World’s largest law firm Dentons to open Dublin office
Former William Fry partner Eavan Saunders to head office
Former William Fry partner Eavan Saunders, who will head the new Dentons office.
Dentons, the world’s largest law firm by number of lawyers, plans to open an Irish office led by former senior William Fry partner Eavan Saunders. It aims to build out a corporate practice with 50 lawyers within the next two years.
The firm, which has more than 10,000 lawyers in 181 locations across 73 countries, plans to be fully up and running in the second quarter of this year and “intends to grow the office quickly”, it said on Wednesday.
The Irish office will be chaired by Peter O’Brien, who will join the firm “shortly” from Dublin law firm Matheson, where he is a senior finance and capital markets partner.
It will initially focus on transactional work in the financial services, real estate, energy, infrastructure and technology sectors.
“Dentons’ strategy is to be in all of the places our clients do business,” said Elliott Portnoy, global chief executive of Dentons. “Ireland is a priority market for many of our clients. However, many of the strongest firms in Ireland rely on referrals from firms outside of London. That is why we are opening our own office rather than combining with another firm at this time.”
Dentons was founded 2013 through the merger of SNR Denton, which was co-headquartered in London and Washington and Canada’s Fraser Milner Casgrain and Salans, which was founded in Paris. Following its subsequent merger with Beijing-based Dacheng in late 2015, it became the largest law firm in the world.
A number of overseas law firms have decided to set up operations in the Republic to maintain business in an English-speaking EU jurisdiction since UK voters decided in June 2016 to quit the union. These include Pinsent Masons, DLA Piper and Simmons & Simmons, all based in London, as well as US firms Tully Rinckey and Covington & Burling.
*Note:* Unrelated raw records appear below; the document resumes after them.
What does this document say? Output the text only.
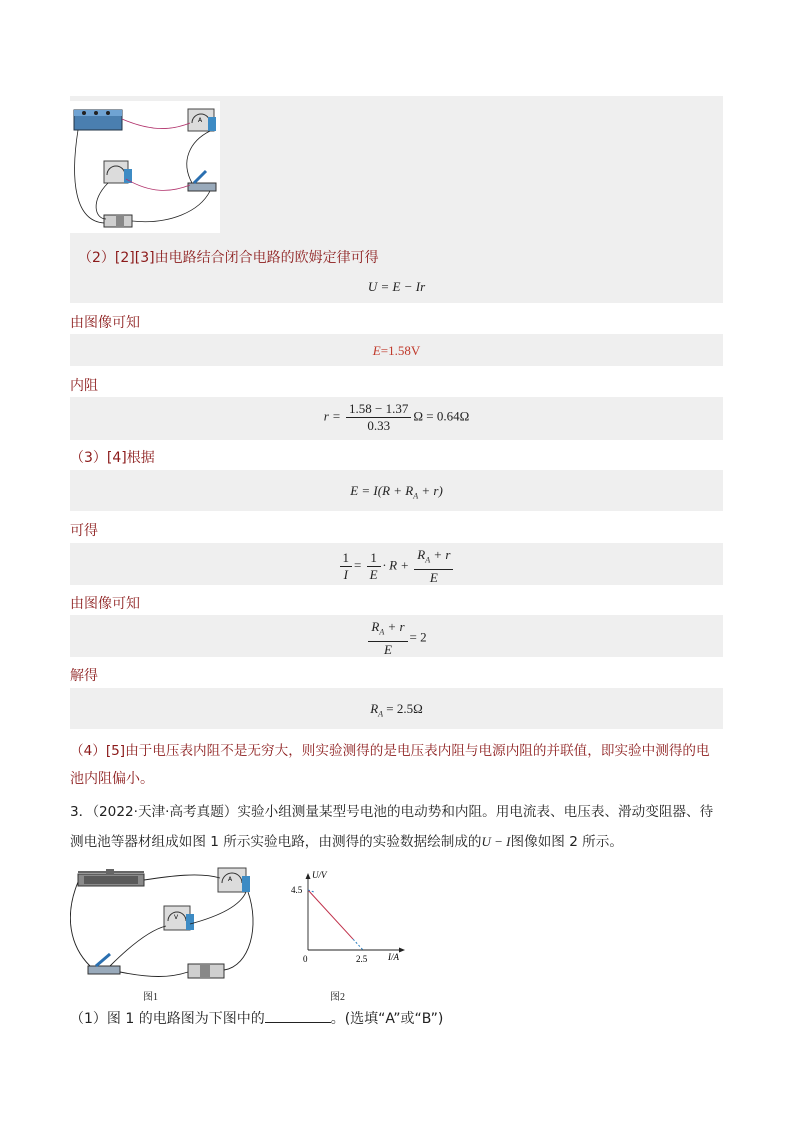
A
（2）[2][3]由电路结合闭合电路的欧姆定律可得
U = E − Ir
由图像可知
E=1.58V
内阻
$r = \frac{1.58 - 1.37}{0.33}$ Ω = 0.64Ω
（3）[4]根据
$E = I(R + R_A + r)$
可得
$\frac{1}{I} = \frac{1}{E} \cdot R + \frac{R_A + r}{E}$
由图像可知
$\frac{R_A + r}{E} = 2$
解得
$R_A = 2.5\Omega$
（4）[5]由于电压表内阻不是无穷大，则实验测得的是电压表内阻与电源内阻的并联值，即实验中测得的电
池内阻偏小。
3．（2022·天津·高考真题）实验小组测量某型号电池的电动势和内阻。用电流表、电压表、滑动变阻器、待
测电池等器材组成如图 1 所示实验电路，由测得的实验数据绘制成的U − I图像如图 2 所示。
A
V
图1
U/V
I/A
0
4.5
2.5
图2
（1）图 1 的电路图为下图中的	。(选填“A”或“B”)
UK firms have also registered hundreds of lawyers in Ireland since the Brexit referendum to retain rights of an audience before EU courts after the UK leaves the EU.
Ms Saunders, who spent a decade and a half with London-based corporate law firm Ashurst before joining William Fry in 2014, said that Dentons’ decision to set up in Dublin was not down to Brexit, but part of its ongoing expansion. She said the plan is to build up a practice with 50 lawyers within two years.
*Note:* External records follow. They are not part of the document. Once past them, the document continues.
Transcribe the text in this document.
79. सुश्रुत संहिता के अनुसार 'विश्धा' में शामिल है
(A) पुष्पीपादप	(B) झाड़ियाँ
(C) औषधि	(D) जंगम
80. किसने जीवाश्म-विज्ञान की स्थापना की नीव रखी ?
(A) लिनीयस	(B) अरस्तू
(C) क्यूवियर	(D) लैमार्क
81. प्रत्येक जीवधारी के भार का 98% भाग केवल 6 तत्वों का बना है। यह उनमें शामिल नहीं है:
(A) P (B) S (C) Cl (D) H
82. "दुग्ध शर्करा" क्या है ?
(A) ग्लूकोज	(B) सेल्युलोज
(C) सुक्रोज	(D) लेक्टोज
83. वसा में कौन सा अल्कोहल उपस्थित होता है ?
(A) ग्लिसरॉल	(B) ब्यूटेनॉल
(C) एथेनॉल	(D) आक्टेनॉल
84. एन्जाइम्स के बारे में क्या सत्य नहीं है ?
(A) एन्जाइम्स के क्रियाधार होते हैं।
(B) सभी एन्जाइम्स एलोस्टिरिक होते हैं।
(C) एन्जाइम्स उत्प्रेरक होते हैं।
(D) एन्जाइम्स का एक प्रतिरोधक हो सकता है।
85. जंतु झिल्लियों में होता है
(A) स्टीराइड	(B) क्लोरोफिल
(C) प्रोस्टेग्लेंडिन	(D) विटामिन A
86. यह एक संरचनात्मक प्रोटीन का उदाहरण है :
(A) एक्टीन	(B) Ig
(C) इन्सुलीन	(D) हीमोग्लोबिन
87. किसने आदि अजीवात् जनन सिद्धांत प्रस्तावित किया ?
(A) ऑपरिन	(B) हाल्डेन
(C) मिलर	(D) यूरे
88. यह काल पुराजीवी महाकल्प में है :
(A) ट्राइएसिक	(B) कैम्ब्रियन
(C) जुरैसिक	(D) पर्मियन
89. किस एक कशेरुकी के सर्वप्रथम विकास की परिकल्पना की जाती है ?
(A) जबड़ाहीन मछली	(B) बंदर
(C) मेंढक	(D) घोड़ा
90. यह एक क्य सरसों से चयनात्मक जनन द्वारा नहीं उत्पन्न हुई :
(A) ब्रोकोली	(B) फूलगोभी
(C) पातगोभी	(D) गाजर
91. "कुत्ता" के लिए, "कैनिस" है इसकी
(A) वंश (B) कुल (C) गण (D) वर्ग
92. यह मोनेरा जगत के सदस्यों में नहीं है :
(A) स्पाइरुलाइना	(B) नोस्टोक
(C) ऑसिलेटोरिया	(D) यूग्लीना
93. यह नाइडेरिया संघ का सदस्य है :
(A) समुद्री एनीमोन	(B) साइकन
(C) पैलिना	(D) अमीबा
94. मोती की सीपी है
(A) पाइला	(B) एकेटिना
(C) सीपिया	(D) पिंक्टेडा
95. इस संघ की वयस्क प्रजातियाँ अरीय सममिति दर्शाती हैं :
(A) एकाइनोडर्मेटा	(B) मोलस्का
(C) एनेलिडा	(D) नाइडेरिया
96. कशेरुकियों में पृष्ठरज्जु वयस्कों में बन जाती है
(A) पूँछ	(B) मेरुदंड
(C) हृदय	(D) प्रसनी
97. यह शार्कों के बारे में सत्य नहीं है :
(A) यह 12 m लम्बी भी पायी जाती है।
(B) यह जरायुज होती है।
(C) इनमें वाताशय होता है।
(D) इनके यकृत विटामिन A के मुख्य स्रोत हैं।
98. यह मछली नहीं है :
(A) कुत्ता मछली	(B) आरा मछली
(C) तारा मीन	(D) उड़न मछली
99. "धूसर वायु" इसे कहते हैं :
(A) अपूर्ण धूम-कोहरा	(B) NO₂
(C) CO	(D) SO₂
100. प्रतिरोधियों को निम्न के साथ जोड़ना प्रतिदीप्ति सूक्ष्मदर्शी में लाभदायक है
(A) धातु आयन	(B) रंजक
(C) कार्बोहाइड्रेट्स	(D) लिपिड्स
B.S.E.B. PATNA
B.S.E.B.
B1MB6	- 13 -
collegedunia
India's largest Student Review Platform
Ms Saunders said she doesn’t see discussions between the UK and EU on a free-trade deal being the drawn-out process that many are predicting. “There’s an incentive to do a deal,” she said, adding that while the fallout from Brexit will have a negative impact on many parts of the Irish economy, it will bring “huge amounts of opportunities” for professional services.
An international drive to reform corporate tax is one of the biggest risk factors for Ireland, she noted. However, she said the large presence of multinational groups in the State is “very embedded” after decades of foreign direct investment. “They’re not here just for tax reasons, even if it has greased the wheel,” she said.